Broken Hearts
7 Brasileiro é tudo doido!
Notas iniciais
Bem acho que posso dizer que a deusa da neve estava no mínimo "muito puta" (como diria minha amiga Clarice); ela saiu um tanto quanto contrariada da sala, mas mesmo ela sendo uma deusa, não conseguiria conter a fúria dos quatro elementares juntos.
E foi só falar na criatura que ela apareceu.
Clarice invadiu a sala como um tornado, literalmente, já que ela arrombou a porta com um.
– A gente dando duro aqui fora e você fica ai sentada?

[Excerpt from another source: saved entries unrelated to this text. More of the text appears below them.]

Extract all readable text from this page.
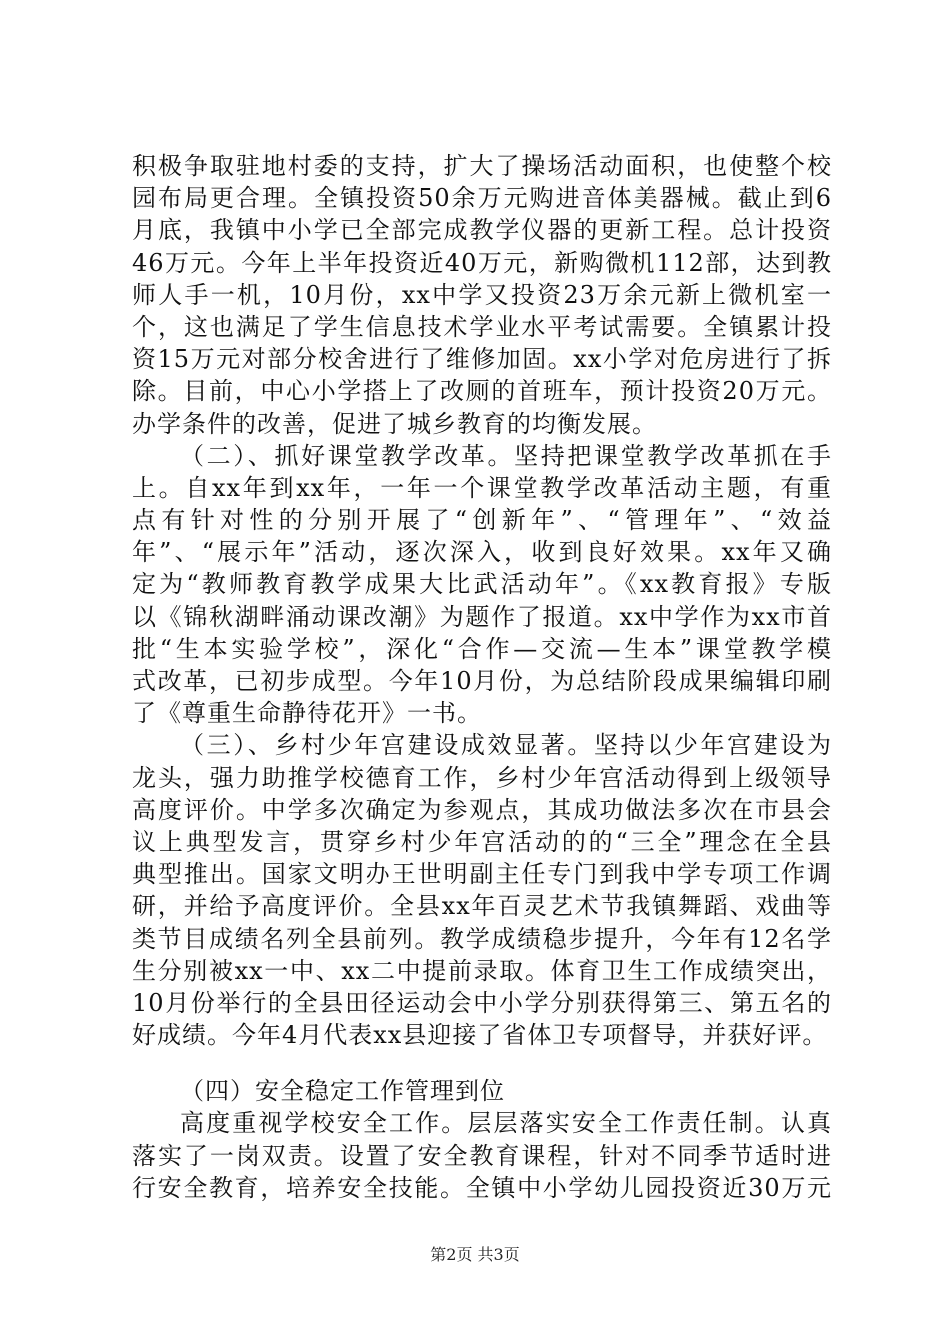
积极争取驻地村委的支持，扩大了操场活动面积，也使整个校
园布局更合理。全镇投资50余万元购进音体美器械。截止到6
月底，我镇中小学已全部完成教学仪器的更新工程。总计投资
46万元。今年上半年投资近40万元，新购微机112部，达到教
师人手一机，10月份，xx中学又投资23万余元新上微机室一
个，这也满足了学生信息技术学业水平考试需要。全镇累计投
资15万元对部分校舍进行了维修加固。xx小学对危房进行了拆
除。目前，中心小学搭上了改厕的首班车，预计投资20万元。
办学条件的改善，促进了城乡教育的均衡发展。
（二）、抓好课堂教学改革。坚持把课堂教学改革抓在手
上。自xx年到xx年，一年一个课堂教学改革活动主题，有重
点有针对性的分别开展了“创新年”、“管理年”、“效益
年”、“展示年”活动，逐次深入，收到良好效果。xx年又确
定为“教师教育教学成果大比武活动年”。《xx教育报》专版
以《锦秋湖畔涌动课改潮》为题作了报道。xx中学作为xx市首
批“生本实验学校”，深化“合作—交流—生本”课堂教学模
式改革，已初步成型。今年10月份，为总结阶段成果编辑印刷
了《尊重生命静待花开》一书。
（三）、乡村少年宫建设成效显著。坚持以少年宫建设为
龙头，强力助推学校德育工作，乡村少年宫活动得到上级领导
高度评价。中学多次确定为参观点，其成功做法多次在市县会
议上典型发言，贯穿乡村少年宫活动的的“三全”理念在全县
典型推出。国家文明办王世明副主任专门到我中学专项工作调
研，并给予高度评价。全县xx年百灵艺术节我镇舞蹈、戏曲等
类节目成绩名列全县前列。教学成绩稳步提升，今年有12名学
生分别被xx一中、xx二中提前录取。体育卫生工作成绩突出，
10月份举行的全县田径运动会中小学分别获得第三、第五名的
好成绩。今年4月代表xx县迎接了省体卫专项督导，并获好评。
（四）安全稳定工作管理到位
高度重视学校安全工作。层层落实安全工作责任制。认真
落实了一岗双责。设置了安全教育课程，针对不同季节适时进
行安全教育，培养安全技能。全镇中小学幼儿园投资近30万元
第2页 共3页
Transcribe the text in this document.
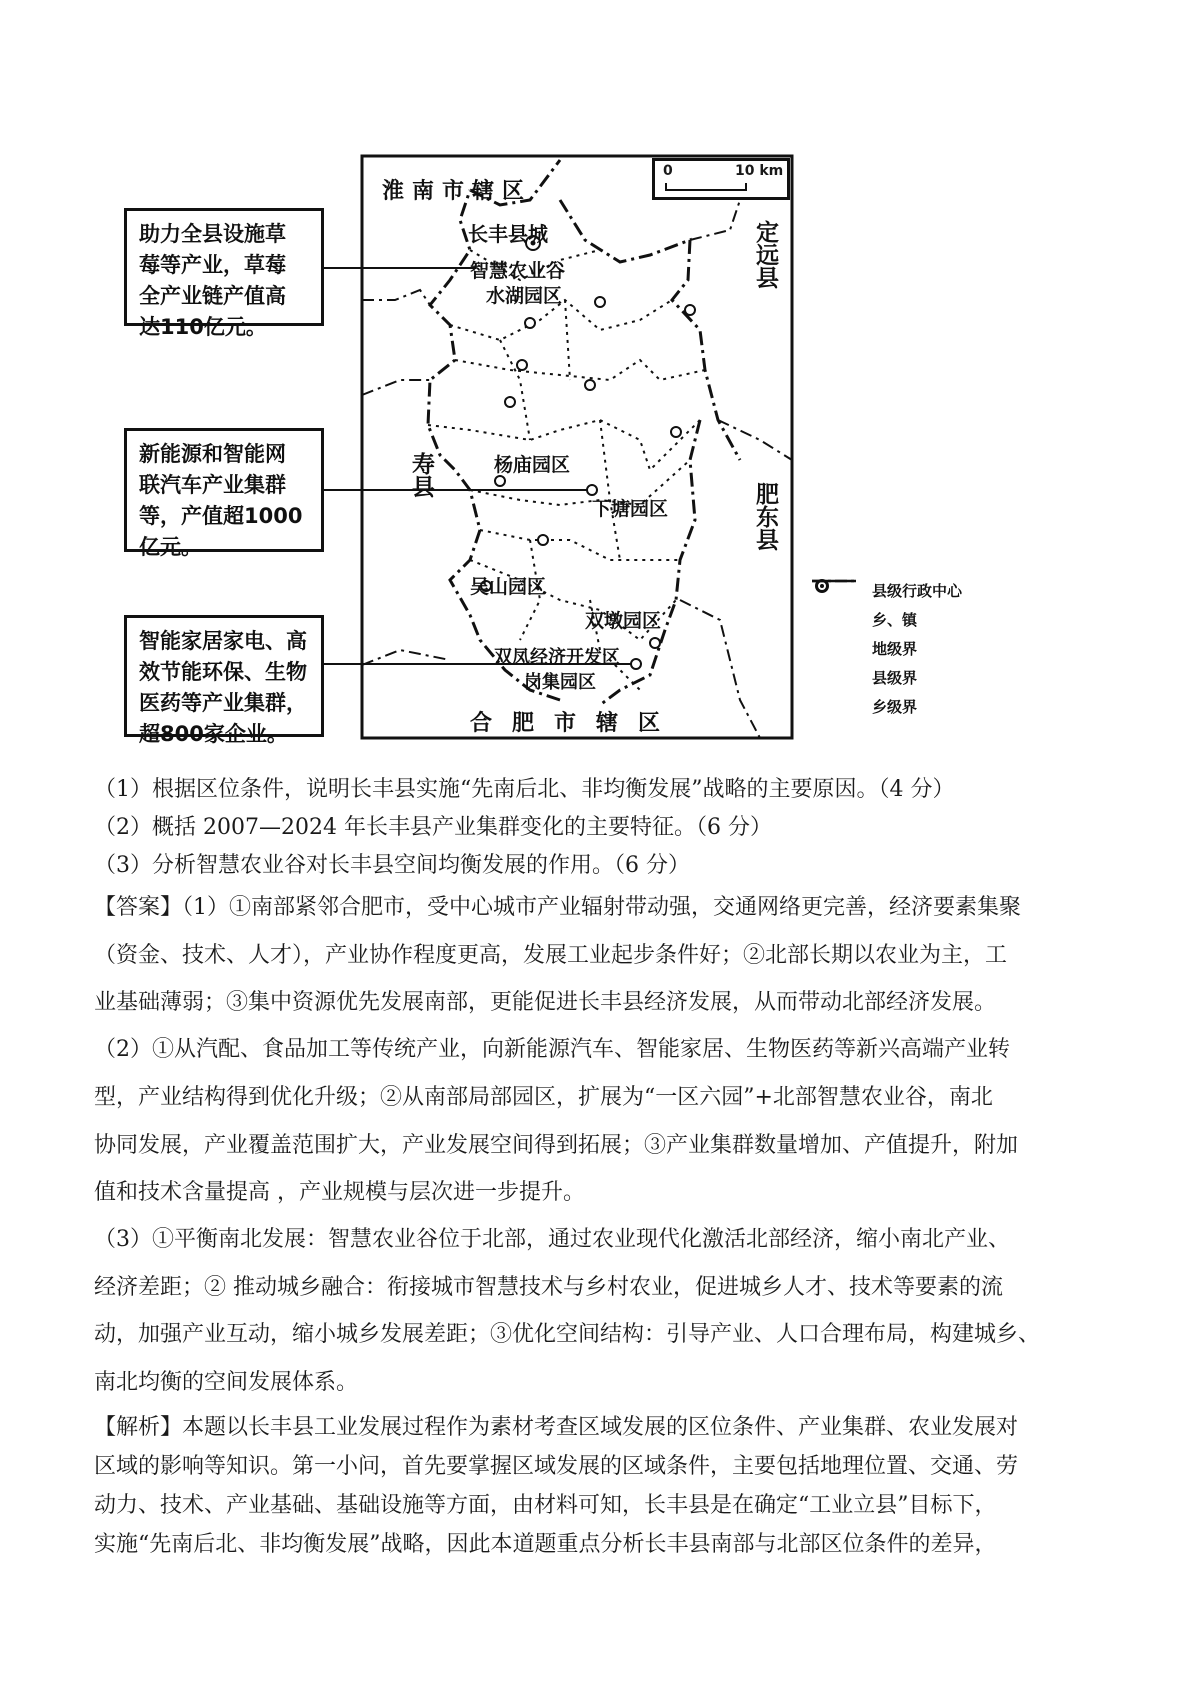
助力全县设施草
莓等产业，草莓
全产业链产值高
达110亿元。
新能源和智能网
联汽车产业集群
等，产值超1000
亿元。
智能家居家电、高
效节能环保、生物
医药等产业集群，
超800家企业。
淮南市辖区
合肥市辖区
寿县
定远县
肥东县
长丰县城
智慧农业谷
水湖园区
杨庙园区
下塘园区
吴山园区
双墩园区
双凤经济开发区
岗集园区
0	10 km
县级行政中心
乡、镇
地级界
县级界
乡级界
（1）根据区位条件，说明长丰县实施“先南后北、非均衡发展”战略的主要原因。（4 分）
（2）概括 2007—2024 年长丰县产业集群变化的主要特征。（6 分）
（3）分析智慧农业谷对长丰县空间均衡发展的作用。（6 分）
【答案】（1）①南部紧邻合肥市，受中心城市产业辐射带动强，交通网络更完善，经济要素集聚
（资金、技术、人才），产业协作程度更高，发展工业起步条件好；②北部长期以农业为主，工
业基础薄弱；③集中资源优先发展南部，更能促进长丰县经济发展，从而带动北部经济发展。
（2）①从汽配、食品加工等传统产业，向新能源汽车、智能家居、生物医药等新兴高端产业转
型，产业结构得到优化升级；②从南部局部园区，扩展为“一区六园”+北部智慧农业谷，南北
协同发展，产业覆盖范围扩大，产业发展空间得到拓展；③产业集群数量增加、产值提升，附加
值和技术含量提高 ，产业规模与层次进一步提升。
（3）①平衡南北发展：智慧农业谷位于北部，通过农业现代化激活北部经济，缩小南北产业、
经济差距；② 推动城乡融合：衔接城市智慧技术与乡村农业，促进城乡人才、技术等要素的流
动，加强产业互动，缩小城乡发展差距；③优化空间结构：引导产业、人口合理布局，构建城乡、
南北均衡的空间发展体系。
【解析】本题以长丰县工业发展过程作为素材考查区域发展的区位条件、产业集群、农业发展对
区域的影响等知识。第一小问，首先要掌握区域发展的区域条件，主要包括地理位置、交通、劳
动力、技术、产业基础、基础设施等方面，由材料可知，长丰县是在确定“工业立县”目标下，
实施“先南后北、非均衡发展”战略，因此本道题重点分析长丰县南部与北部区位条件的差异，
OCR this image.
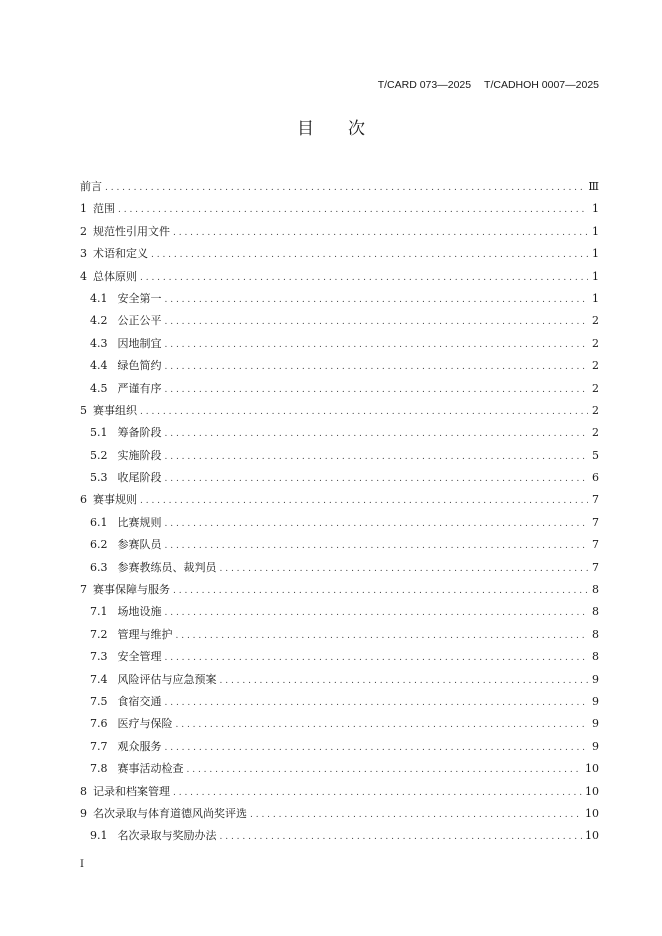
T/CARD 073—2025 T/CADHOH 0007—2025
目 次
前言 . . .	Ⅲ
1 范围 . . .	1
2 规范性引用文件 . . .	1
3 术语和定义 . . .	1
4 总体原则 . . .	1
4.1 安全第一 . . .	1
4.2 公正公平 . . .	2
4.3 因地制宜 . . .	2
4.4 绿色简约 . . .	2
4.5 严谨有序 . . .	2
5 赛事组织 . . .	2
5.1 筹备阶段 . . .	2
5.2 实施阶段 . . .	5
5.3 收尾阶段 . . .	6
6 赛事规则 . . .	7
6.1 比赛规则 . . .	7
6.2 参赛队员 . . .	7
6.3 参赛教练员、裁判员 . . .	7
7 赛事保障与服务 . . .	8
7.1 场地设施 . . .	8
7.2 管理与维护 . . .	8
7.3 安全管理 . . .	8
7.4 风险评估与应急预案 . . .	9
7.5 食宿交通 . . .	9
7.6 医疗与保险 . . .	9
7.7 观众服务 . . .	9
7.8 赛事活动检查 . . .	10
8 记录和档案管理 . . .	10
9 名次录取与体育道德风尚奖评选 . . .	10
9.1 名次录取与奖励办法 . . .	10
I
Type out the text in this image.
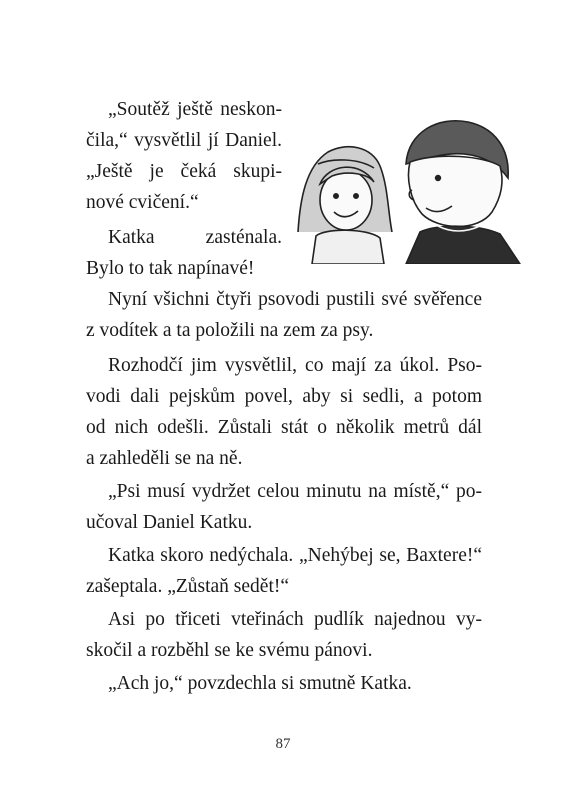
„Soutěž ještě neskon-
čila,“ vysvětlil jí Daniel.
„Ještě je čeká skupi-
nové cvičení.“
Katka zasténala.
Bylo to tak napínavé!
Nyní všichni čtyři psovodi pustili své svěřence
z vodítek a ta položili na zem za psy.
Rozhodčí jim vysvětlil, co mají za úkol. Pso-
vodi dali pejskům povel, aby si sedli, a potom
od nich odešli. Zůstali stát o několik metrů dál
a zahleděli se na ně.
„Psi musí vydržet celou minutu na místě,“ po-
učoval Daniel Katku.
Katka skoro nedýchala. „Nehýbej se, Baxtere!“
zašeptala. „Zůstaň sedět!“
Asi po třiceti vteřinách pudlík najednou vy-
skočil a rozběhl se ke svému pánovi.
„Ach jo,“ povzdechla si smutně Katka.
87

– ‘Tô meio sem opção, né? Cabeça de Vento.
Ela ia retrucar, mas foi interrompida pela risada escandalosa do Pedro que entrava pela sala.
– Ótimo apelido Heather — Disse ele entre os risos – Mas, infelizmente, na cabeça dela nem vento deve ter.
– Okay, agora será que da para alguém me soltar? — Disse antes que os dois começassem a brigar.
Quando coloquei meus pés para fora da sala quase cai de susto vendo a bagunça que eles arrumaram.
– O que era isso aqui? — Perguntei olhando a rua por um buraco na parede — Estamos em New Jersey?
– Olha! Dá para ver a Carlo's Bakery! — exclamou Clarice se juntando a mim para olha r- Pedro, me compra um bolo?
– Não viaja, Clarice. E respondendo a sua pergunta Heather, sim estamos em New Jersey e eu acho que isso aqui era um tipo de depósito.
– Disse bem, era, antes de vocês detonarem o lugar. — Disse Sam se materializando na nossa frente. – Agora, é melhor a gente cair fora antes que a polícia chegue.
– Credo garota! Quase me mata de susto! Não aparece assim do nada, não! — Disse Clarice quando se recuperou do susto. — Já disse que esse seu lance de virar água e depois voltar ao normal é muito esquisito?
– Clarice, para de dar show e vamos sair logo daqui — respondeu ela revirando os olhos.
Não demorou muito para que as duas esquecessem o risco eminente de sermos presos e começarem a brigar. Sem que eu percebesse, um sorriso iluminou meu rosto. Eles eram a turma mais louca e unida que eu já conheci e que sem querer, aos poucos, me tornei parte.
Quando os conheci a cinco anos, as condições não eram nem um pouco propícias a isso, eu fui para o Brasil fugindo de confusão e acabei caindo em uma maior ainda, descobri que os deuses gregos não eram os únicos, e os monstros também não.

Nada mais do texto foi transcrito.